Max'in mevcut durumda pek çok konuda kafası karışmıştı.
Asiva'nın ayrılmasından bu yana ancak 15 dakika geçmişti ve komutasındaki ilk Garnizon Komutanları grubuyla toplantıya başlamıştı ve Marcus çoktan ondan intikam almak için geri dönmüştü?
İşin komik yanı, Marcus'un az önce tüm garnizon komutanlarının önünde kimliğini açıklamış olmasıydı, yani hiçbiri onun kim olduğunu önceden bilmiyordu, yani buraya kimlik hakları olmaksızın bir ceza olarak gönderilmişti.
İşin daha komik yanı, nefret ettiği kişilerin hayatlarını zorlaştırmak için her zaman adamlarına güvenen serseri Marcus'un artık Max'in daha büyük adam olmasını ve şikayetlerini bire bir çözmesini istemesiydi.
Artık astları olmadığından, düşmanlarıyla başa çıkma konusundaki tutumunu aniden değiştirmiş gibi görünüyordu.
Ne olursa olsun Max bire bir dövüşten korkmuyordu ama Marcus'u öldürmenin sonuçlarından endişe ediyordu.
Artık adını açıkladığı için Max, Marcus'un kim olduğu hakkında hiçbir fikrinin olmadığını söylemekten kurtulamazdı; şu anda bir ceza alıyor ya da cezasını çekiyor olsa da ölürse Regus Aurelius'un bunu yapmayacağı düşünülüyordu. cezasız kalsın.
Bu, Max'in onu ancak fena dövebileceği ve ne olursa olsun yaşamasına izin verebileceği anlamına geliyordu.
Max, rakibinin gücünü kontrol etti ve kendisinin de tıpkı Max gibi 3. kademe olduğunu fark etti; bu da Max'e, kişisel istatistikleri mevcut kademesinin çok üstünde olduğu için Marcus'la yüzleşme konusunda oldukça güven verdi.
Adamı öldüremese de Asiva'ya yaptığı korkunç şeyler yüzünden yine de yüzüne güzel bir dayak yiyebilirdi ve bu şüphesiz tatmin edici olurdu.

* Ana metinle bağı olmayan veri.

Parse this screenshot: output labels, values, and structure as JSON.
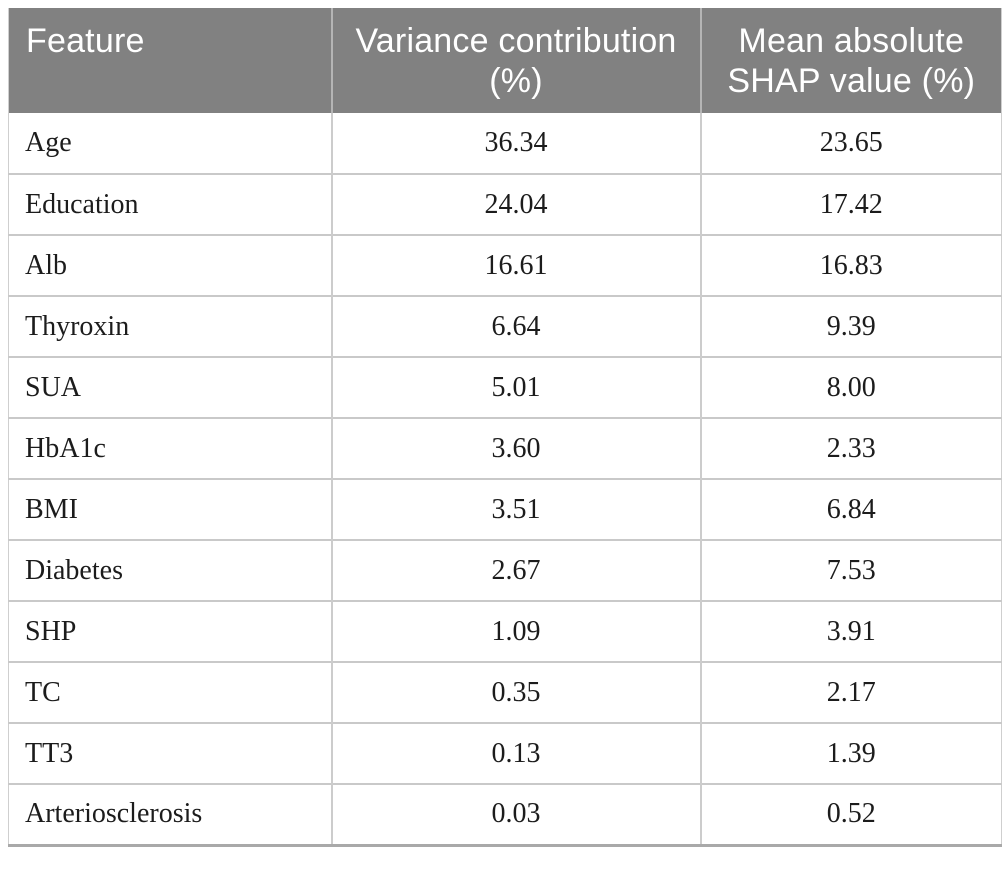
{
  "table": {
    "columns": [
      {
        "label": "Feature"
      },
      {
        "label": "Variance contribution (%)"
      },
      {
        "label": "Mean absolute SHAP value (%)"
      }
    ],
    "rows": [
      {
        "feature": "Age",
        "variance": "36.34",
        "shap": "23.65"
      },
      {
        "feature": "Education",
        "variance": "24.04",
        "shap": "17.42"
      },
      {
        "feature": "Alb",
        "variance": "16.61",
        "shap": "16.83"
      },
      {
        "feature": "Thyroxin",
        "variance": "6.64",
        "shap": "9.39"
      },
      {
        "feature": "SUA",
        "variance": "5.01",
        "shap": "8.00"
      },
      {
        "feature": "HbA1c",
        "variance": "3.60",
        "shap": "2.33"
      },
      {
        "feature": "BMI",
        "variance": "3.51",
        "shap": "6.84"
      },
      {
        "feature": "Diabetes",
        "variance": "2.67",
        "shap": "7.53"
      },
      {
        "feature": "SHP",
        "variance": "1.09",
        "shap": "3.91"
      },
      {
        "feature": "TC",
        "variance": "0.35",
        "shap": "2.17"
      },
      {
        "feature": "TT3",
        "variance": "0.13",
        "shap": "1.39"
      },
      {
        "feature": "Arteriosclerosis",
        "variance": "0.03",
        "shap": "0.52"
      }
    ],
    "colors": {
      "header_background": "#818181",
      "header_text": "#ffffff",
      "header_divider": "#b5b5b5",
      "row_divider": "#c9c9c9",
      "bottom_border": "#a9a9a9",
      "body_text": "#1c1c1c"
    }
  }
}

Max'i biraz rahatsız eden tek şey rakibinin gözlerindeki manyak bakıştı.
Marcus, Max'in gözlerine tamamen korkusuzca bakarken damarlar ne kadar belirgin bir şekilde ortaya çıktığı için Max gözündeki her bir kan damarını sayabiliyordu.
Rahatsız edici ve ürkütücüydü ama Max'in gözünü korkutmaya yetmedi.

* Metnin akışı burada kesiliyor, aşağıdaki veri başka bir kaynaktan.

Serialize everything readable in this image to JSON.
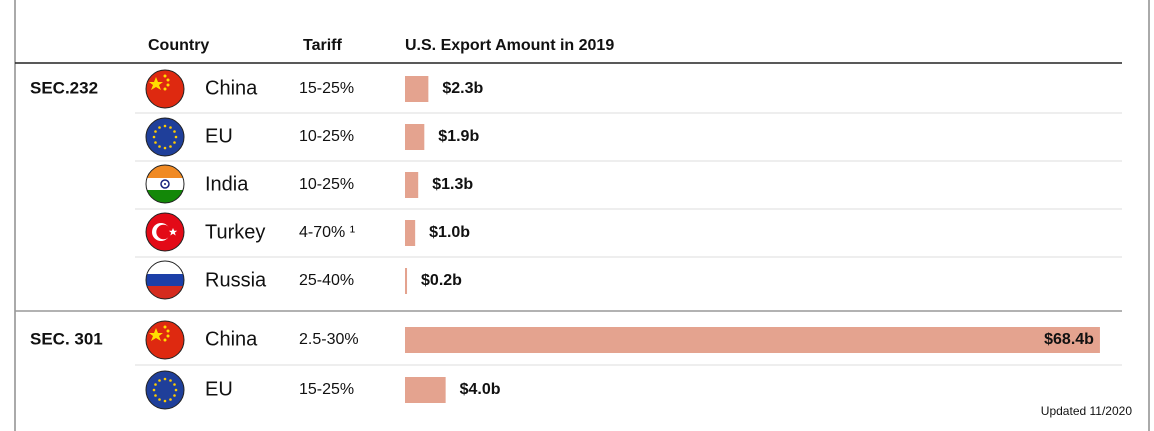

Max sandalyesinden kalkarken içini çekti, üniformasındaki tozu temizledikten sonra şöyle dedi: “Tamam, hadi yapalım ama bunu yalnızca bir şartla yaparım.
Önce, dövüşü kaybedenin, kazananın söylediği bir şeyi yapması gerektiğini ve reddedemeyeceğini söyleyen bir sistem sözleşmesi imzalıyoruz- “
*ŞUA*
Marcus, konuşmanın ortasında ne söylediğini umursamadan Max'e saldırırken, Max, kafasını uçurabilecek güçlü bir kılıç darbesinden kıl payı kurtuldu.
“Koşul yok, kaybeden yok, BUGÜN ÖLÜRSÜNÜZ” diye bağırdı Marcus dilini ağzının dışına çıkarırken ve Max'e doğru inanılmaz bir hızla hücum ederken, insanların takip edebileceği bir görüntü bıraktı.
*Engellemek*
Max, gelen kılıç saldırısını Kremeth'in üstün blok tekniğiyle engelledi ancak kılıç saldırısının arkasındaki gücün son derece güçlü olduğunu fark ettiğinde gözleri inanamayarak büyüdü.
Seviye 4 savaşçıların bile üretmesi gerekenden daha güçlüydü ama Marcus bu gücü kullanıyordu ve zahmetsiz görünüyordu.
“ÖL, ÖL, ÖL, ÖL, ÖL”
*Engellemek*
*Engellemek*
*Engellemek*
*Engellemek*
*Atlatmak*
Garnizon komutanları, Marcus'un çılgınca kılıcını Max'e doğru savururken, her saldırısında katıksız çarpma kuvveti nedeniyle zeminde küçük bir krater yaratırken, garnizon komutanları ağızları açık izlediler.
Aurelius isminden dolayı müdahale etmeden önce tereddüt ettiler, aksi takdirde protokol, kaptanlarına yardıma gelmelerini zorunlu kılıyordu.
Ancak şimdilik herkes oturup izlemeye karar verdi çünkü bu kavgada yanlış tarafı desteklemenin sonuçlarının ne olacağı hakkında hiçbir fikirleri yoktu.